AT&T Reserving Capacity To Support About 1M Simultaneous DirecTV Now Subscribers

screen-shot-2016-10-27-at-10-55-00-amSome analysts need to stop the insanity when it comes to the subscriber projections they are making for AT&T’s soon to be released DirecTV Now streaming service. I’ve read numbers from some projecting 2M to an outlandish MoffettNathanson report estimating that DirecTV Now could draw about 11M subscribers.

I have confirmed that AT&T will be using at least three CDN partners, including Akamai, Level 3 and Limelight networks to deliver the streaming service. Between all three vendors, AT&T is reserving delivery capacity to support about 1M total simultaneous subscribers. While some have speculated the new AT&T service would be a financial windfall for Akamai since AT&T is a big reseller of Akamai’s services, the revenue impact is minimal. The service also won’t drive any substantial revenue for AT&T in the short or near term.

Running the numbers, if AT&T signed up 1M subscribers on day one, and each subscriber watches 90 hours of video a month, (3 hours a day), the total volume of traffic per user would be 85GB, using the average bitrate of 2.1Mbps. Multiply that times 1M subs and the total volume of bits delivered each month would be 85,000,000GB per month. If each of the three CDNs all got 1/3 of the traffic and AT&T was paying $0.03 per GB delivered, the value of the contract to each CDN would be $850,000 a month. But AT&T won’t have 1M subscribers from day one, will be paying much less than $0.03 per GB and most users probably won’t watch 90 hours a month, or will watch some on mobile, which takes up far fewer bits. For the first few quarters the delivery business would only be worth about $250,000 to each CDN per month, as AT&T ramps. Updated: Some are asking why I used such a high price per GB number. I used the $0.03 pricing number to show that even if AT&T was paying a high rate, the revenue to the CDNs isn’t that much. And while I don’t know exactly what AT&T is paying, it should be below one cent per GB delivered. Probably more in the half a cent range, hence why the business is only worth about $250,000 a month, to the CDNs.
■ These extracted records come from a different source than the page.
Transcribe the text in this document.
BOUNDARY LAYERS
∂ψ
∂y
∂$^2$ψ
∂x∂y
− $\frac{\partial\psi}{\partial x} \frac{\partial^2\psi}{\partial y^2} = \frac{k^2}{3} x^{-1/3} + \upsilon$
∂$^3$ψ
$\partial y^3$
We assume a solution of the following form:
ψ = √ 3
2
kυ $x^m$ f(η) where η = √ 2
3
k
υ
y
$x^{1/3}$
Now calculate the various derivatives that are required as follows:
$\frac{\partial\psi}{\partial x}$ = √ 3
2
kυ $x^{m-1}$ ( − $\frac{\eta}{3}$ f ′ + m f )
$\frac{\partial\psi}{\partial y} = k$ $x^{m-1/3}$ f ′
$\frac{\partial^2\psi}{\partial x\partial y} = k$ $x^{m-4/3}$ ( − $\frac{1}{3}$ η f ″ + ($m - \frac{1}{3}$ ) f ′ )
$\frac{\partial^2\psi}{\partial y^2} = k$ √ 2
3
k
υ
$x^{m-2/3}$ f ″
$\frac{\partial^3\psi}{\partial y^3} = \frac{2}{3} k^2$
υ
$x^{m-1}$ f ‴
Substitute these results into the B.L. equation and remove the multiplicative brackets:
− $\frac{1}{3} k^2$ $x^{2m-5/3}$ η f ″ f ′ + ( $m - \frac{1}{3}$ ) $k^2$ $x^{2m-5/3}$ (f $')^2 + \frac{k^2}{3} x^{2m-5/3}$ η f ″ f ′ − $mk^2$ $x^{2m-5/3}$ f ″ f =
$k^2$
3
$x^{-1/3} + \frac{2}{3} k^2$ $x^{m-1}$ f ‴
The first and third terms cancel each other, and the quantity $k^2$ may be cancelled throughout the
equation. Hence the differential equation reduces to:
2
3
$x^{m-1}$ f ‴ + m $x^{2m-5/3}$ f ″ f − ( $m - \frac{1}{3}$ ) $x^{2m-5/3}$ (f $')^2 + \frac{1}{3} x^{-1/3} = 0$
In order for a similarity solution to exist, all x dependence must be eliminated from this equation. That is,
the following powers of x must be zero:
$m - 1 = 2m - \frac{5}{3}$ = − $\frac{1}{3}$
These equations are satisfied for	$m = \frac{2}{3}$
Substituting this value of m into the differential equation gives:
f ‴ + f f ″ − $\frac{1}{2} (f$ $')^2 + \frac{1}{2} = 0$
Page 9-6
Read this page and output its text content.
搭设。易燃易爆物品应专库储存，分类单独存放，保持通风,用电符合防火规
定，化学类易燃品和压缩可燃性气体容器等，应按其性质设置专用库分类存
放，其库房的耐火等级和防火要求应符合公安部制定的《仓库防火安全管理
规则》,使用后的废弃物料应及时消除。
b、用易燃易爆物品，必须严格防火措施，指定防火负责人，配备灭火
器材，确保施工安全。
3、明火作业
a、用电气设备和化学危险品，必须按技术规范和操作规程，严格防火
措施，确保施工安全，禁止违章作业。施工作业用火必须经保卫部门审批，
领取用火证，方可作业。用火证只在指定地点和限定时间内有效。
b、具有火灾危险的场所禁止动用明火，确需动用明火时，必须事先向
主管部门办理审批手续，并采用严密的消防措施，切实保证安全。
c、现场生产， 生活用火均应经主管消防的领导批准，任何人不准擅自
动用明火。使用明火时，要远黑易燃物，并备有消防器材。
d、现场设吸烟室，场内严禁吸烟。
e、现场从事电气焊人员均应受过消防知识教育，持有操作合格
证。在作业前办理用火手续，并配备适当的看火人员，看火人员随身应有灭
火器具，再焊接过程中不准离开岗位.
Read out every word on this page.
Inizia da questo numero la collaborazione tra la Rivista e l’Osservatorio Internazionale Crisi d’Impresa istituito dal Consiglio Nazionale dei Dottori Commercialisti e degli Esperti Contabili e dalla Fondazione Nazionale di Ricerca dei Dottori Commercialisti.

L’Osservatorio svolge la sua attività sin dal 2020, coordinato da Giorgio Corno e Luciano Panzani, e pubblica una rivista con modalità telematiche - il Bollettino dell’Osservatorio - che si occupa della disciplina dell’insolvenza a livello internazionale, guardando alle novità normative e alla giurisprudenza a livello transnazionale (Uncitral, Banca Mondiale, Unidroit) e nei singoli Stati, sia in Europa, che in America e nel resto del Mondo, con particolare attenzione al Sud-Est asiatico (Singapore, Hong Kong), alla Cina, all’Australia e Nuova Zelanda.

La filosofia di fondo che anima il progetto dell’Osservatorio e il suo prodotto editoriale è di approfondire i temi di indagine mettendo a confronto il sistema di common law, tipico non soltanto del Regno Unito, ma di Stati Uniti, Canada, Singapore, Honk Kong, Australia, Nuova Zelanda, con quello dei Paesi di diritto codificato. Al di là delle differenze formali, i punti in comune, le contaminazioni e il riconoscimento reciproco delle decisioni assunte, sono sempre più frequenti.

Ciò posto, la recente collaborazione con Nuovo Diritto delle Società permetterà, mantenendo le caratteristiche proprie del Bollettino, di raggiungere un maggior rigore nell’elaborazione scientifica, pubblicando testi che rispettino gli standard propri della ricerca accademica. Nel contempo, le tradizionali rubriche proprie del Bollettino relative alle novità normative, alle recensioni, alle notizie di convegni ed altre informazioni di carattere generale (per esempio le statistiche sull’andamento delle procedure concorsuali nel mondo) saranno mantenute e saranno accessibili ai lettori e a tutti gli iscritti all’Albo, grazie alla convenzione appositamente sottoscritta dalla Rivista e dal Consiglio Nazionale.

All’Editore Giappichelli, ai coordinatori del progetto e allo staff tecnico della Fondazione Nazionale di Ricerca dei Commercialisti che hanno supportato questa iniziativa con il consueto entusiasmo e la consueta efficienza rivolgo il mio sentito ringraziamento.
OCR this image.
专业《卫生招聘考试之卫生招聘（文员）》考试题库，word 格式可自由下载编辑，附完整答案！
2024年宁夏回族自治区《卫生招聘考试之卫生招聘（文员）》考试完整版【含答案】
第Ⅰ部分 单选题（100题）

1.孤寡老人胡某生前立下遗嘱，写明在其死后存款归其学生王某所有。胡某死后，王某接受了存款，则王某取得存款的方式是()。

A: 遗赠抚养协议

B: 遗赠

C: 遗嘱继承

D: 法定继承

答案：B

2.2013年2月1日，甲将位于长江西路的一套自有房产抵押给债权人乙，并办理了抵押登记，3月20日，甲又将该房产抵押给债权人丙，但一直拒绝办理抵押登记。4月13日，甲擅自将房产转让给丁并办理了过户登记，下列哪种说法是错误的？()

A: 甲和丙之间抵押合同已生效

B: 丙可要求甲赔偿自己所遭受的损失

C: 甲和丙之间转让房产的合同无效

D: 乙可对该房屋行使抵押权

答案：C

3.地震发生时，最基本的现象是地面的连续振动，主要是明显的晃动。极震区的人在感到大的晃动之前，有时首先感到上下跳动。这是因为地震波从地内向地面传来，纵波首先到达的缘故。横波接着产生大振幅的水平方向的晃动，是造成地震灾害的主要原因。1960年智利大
AT&T has said the service will cost $35 a month, but it is expected that price they are quoting will come with restrictions and caveats. For instance the need to take other AT&T services (wireless), a lower quality stream (bitrate), or the limitation of only being able to have one user stream from the service at a time. Earlier in the year when AT&T was talking about their new live offering, the company described the service as a way to “funnel” consumers to more expensive AT&T services and bundles.

There are still a lot of unanswered questions about AT&T’s DirecTV Now service including the exact channel lineup, device/platform support, quality of the video, support for concurrent streaming within the same household and ease of use amongst others. All of these factor into determining the growth and popularity of the service, which has a direct impact on the value of the business to all of the CDN providers and AT&T. Updated: AT&T has launched a new site for their service and they list the Apple TV and Amazon Fire TV as being supported, hopefully additional hardware like the Roku, Xbox, and PS4 will also be supported at launch.